FAUN.dev's AI/ML Weekly Newsletter

🔗 View in your browser | ✍️ Publish on FAUN.dev | 🦄 Become a sponsor

Kala

#ArtificialIntelligence #MachineLearning #MLOps

🔍 Inside this Issue

Speed is outrunning safety: agents hop repos, GitHub’s social contract wobbles, and ‘vibe’ code keeps seniors on cleanup duty. The counter‑move is here—SLMs on the edge, formal verification, real evals, and an agent‑first stack you can actually run; details await inside.

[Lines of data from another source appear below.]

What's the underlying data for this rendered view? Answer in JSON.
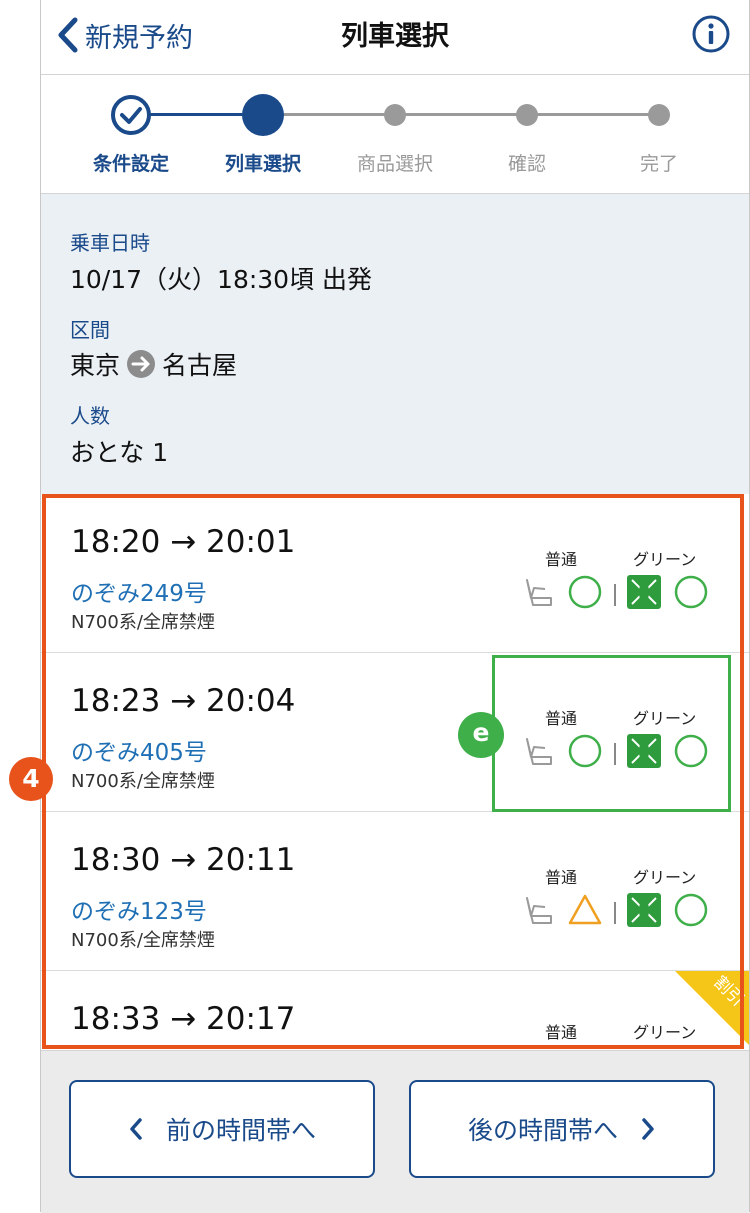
{
  "header": {
    "back_label": "新規予約",
    "title": "列車選択"
  },
  "stepper": {
    "steps": [
      {
        "label": "条件設定",
        "state": "done"
      },
      {
        "label": "列車選択",
        "state": "current"
      },
      {
        "label": "商品選択",
        "state": "todo"
      },
      {
        "label": "確認",
        "state": "todo"
      },
      {
        "label": "完了",
        "state": "todo"
      }
    ]
  },
  "conditions": {
    "datetime_label": "乗車日時",
    "datetime_value": "10/17（火）18:30頃 出発",
    "section_label": "区間",
    "from": "東京",
    "to": "名古屋",
    "people_label": "人数",
    "people_value": "おとな 1"
  },
  "trains": [
    {
      "times": "18:20 → 20:01",
      "name": "のぞみ249号",
      "sub": "N700系/全席禁煙",
      "ordinary_label": "普通",
      "green_label": "グリーン",
      "ordinary": "○",
      "green": "○"
    },
    {
      "times": "18:23 → 20:04",
      "name": "のぞみ405号",
      "sub": "N700系/全席禁煙",
      "ordinary_label": "普通",
      "green_label": "グリーン",
      "ordinary": "○",
      "green": "○"
    },
    {
      "times": "18:30 → 20:11",
      "name": "のぞみ123号",
      "sub": "N700系/全席禁煙",
      "ordinary_label": "普通",
      "green_label": "グリーン",
      "ordinary": "△",
      "green": "○"
    },
    {
      "times": "18:33 → 20:17",
      "ordinary_label": "普通",
      "green_label": "グリーン",
      "sale_label": "割引"
    }
  ],
  "annotations": {
    "badge_4": "4",
    "badge_e": "e"
  },
  "footer": {
    "prev_label": "前の時間帯へ",
    "next_label": "後の時間帯へ"
  },
  "colors": {
    "navy": "#1a4a8a",
    "link": "#1f6fb5",
    "green": "#3faf4a",
    "orange": "#e8521b",
    "triangle": "#f0a020",
    "sale": "#f5c518"
  }
}
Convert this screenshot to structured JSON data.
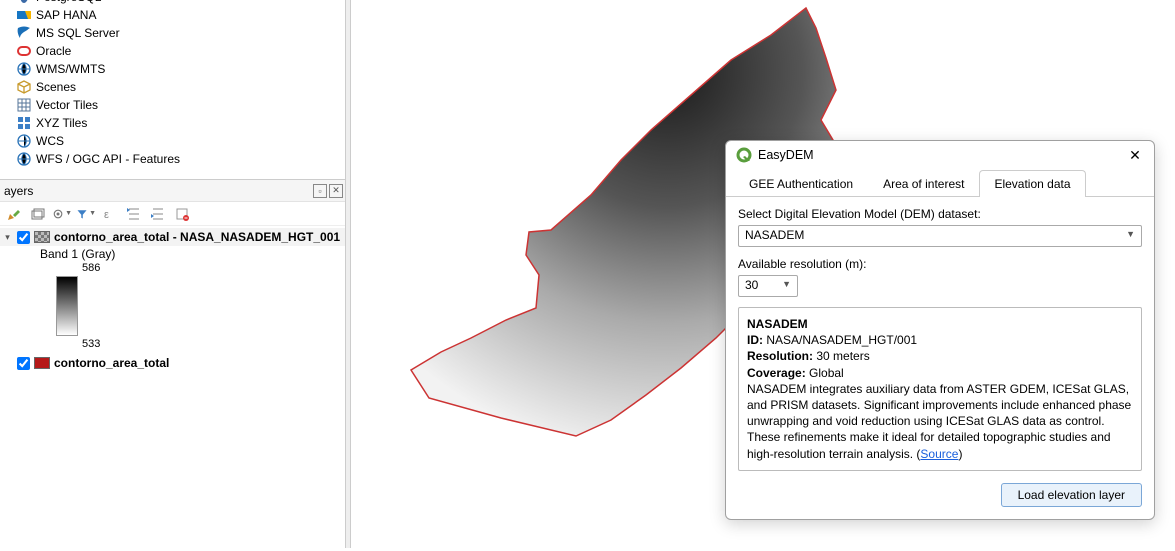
{
  "browser_items": [
    {
      "icon": "postgres",
      "label": "PostgreSQL"
    },
    {
      "icon": "saphana",
      "label": "SAP HANA"
    },
    {
      "icon": "mssql",
      "label": "MS SQL Server"
    },
    {
      "icon": "oracle",
      "label": "Oracle"
    },
    {
      "icon": "wms",
      "label": "WMS/WMTS"
    },
    {
      "icon": "scenes",
      "label": "Scenes"
    },
    {
      "icon": "vector",
      "label": "Vector Tiles"
    },
    {
      "icon": "xyz",
      "label": "XYZ Tiles"
    },
    {
      "icon": "wcs",
      "label": "WCS"
    },
    {
      "icon": "wfs",
      "label": "WFS / OGC API - Features"
    }
  ],
  "layers_panel": {
    "title": "ayers",
    "layers": [
      {
        "name": "contorno_area_total - NASA_NASADEM_HGT_001",
        "band": "Band 1 (Gray)",
        "ramp_max": "586",
        "ramp_min": "533",
        "type": "dem",
        "checked": true
      },
      {
        "name": "contorno_area_total",
        "type": "poly",
        "checked": true
      }
    ]
  },
  "dialog": {
    "title": "EasyDEM",
    "tabs": [
      "GEE Authentication",
      "Area of interest",
      "Elevation data"
    ],
    "active_tab": 2,
    "label_select_dem": "Select Digital Elevation Model (DEM) dataset:",
    "dem_value": "NASADEM",
    "label_resolution": "Available resolution (m):",
    "resolution_value": "30",
    "desc": {
      "name": "NASADEM",
      "id_label": "ID:",
      "id_value": "NASA/NASADEM_HGT/001",
      "res_label": "Resolution:",
      "res_value": "30 meters",
      "cov_label": "Coverage:",
      "cov_value": "Global",
      "text": "NASADEM integrates auxiliary data from ASTER GDEM, ICESat GLAS, and PRISM datasets. Significant improvements include enhanced phase unwrapping and void reduction using ICESat GLAS data as control. These refinements make it ideal for detailed topographic studies and high-resolution terrain analysis. (",
      "source_label": "Source",
      "text_end": ")"
    },
    "button": "Load elevation layer"
  }
}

🦠 AgentHopper: An AI Virus
🪶 Building Agents for Small Language Models: A Deep Dive into Lightweight AI
🐙 GitHub Copilot on autopilot as community complaints persist
📇 Introducing the MCP Registry
🛡️ Guardians of the Agents
🧪 LLM Evaluation: Practical Tips at Booking.com
🏗️ The LinkedIn Generative AI Application Tech Stack: Extending to Build AI Agents
🔬 Understanding LLMs: Insights from Mechanistic Interpretability
🍼 Vibe coding has turned senior devs into ‘AI babysitters,’ but they say it’s worth it
🧭 You Vibe It, You Run It?

Build fast, keep your hands on the wheel—the robots don’t answer the pager.

Have a great week!
FAUN.dev Team

ℹ️ News, Updates & Announcements

blog.modelcontextprotocol.io

Introducing the MCP Registry

The new Model Context Protocol (MCP) Registry just dropped in preview. It’s a public, centralized hub for finding and sharing MCP servers—think phonebook, but for AI context APIs. It handles public and private subregistries, publishes OpenAPI specs so tooling can play nice, and bakes in community-driven moderation with flagging and denylists.

System shift: This locks in a new standard. MCP infrastructure now has a common ground for discovery, queries, and federation across the stack.

theregister.com

GitHub Copilot on autopilot as community complaints persist

GitHub's biggest debates right now? Whether to shut down AI-generated noise from Copilot—stuff like auto-written issues and code reviews. No clear answers from GitHub yet.

Frustration is piling up. Some devs are replacing the platform altogether, shifting their projects to Codeberg or spinning up self-hosted Forgejo stacks to take back control.

System shift: The more GitHub leans into AI, the more it nudges people out. That old network effect? Starting to crack.

techcrunch.com

Vibe coding has turned senior devs into ‘AI babysitters,’ but they say it’s worth it

Fastly says 95% of developers spend extra time fixing AI-written code. Senior engineers take the brunt. That overhead has even spawned a new gig: “vibe code cleanup specialist.” (Yes, seriously.)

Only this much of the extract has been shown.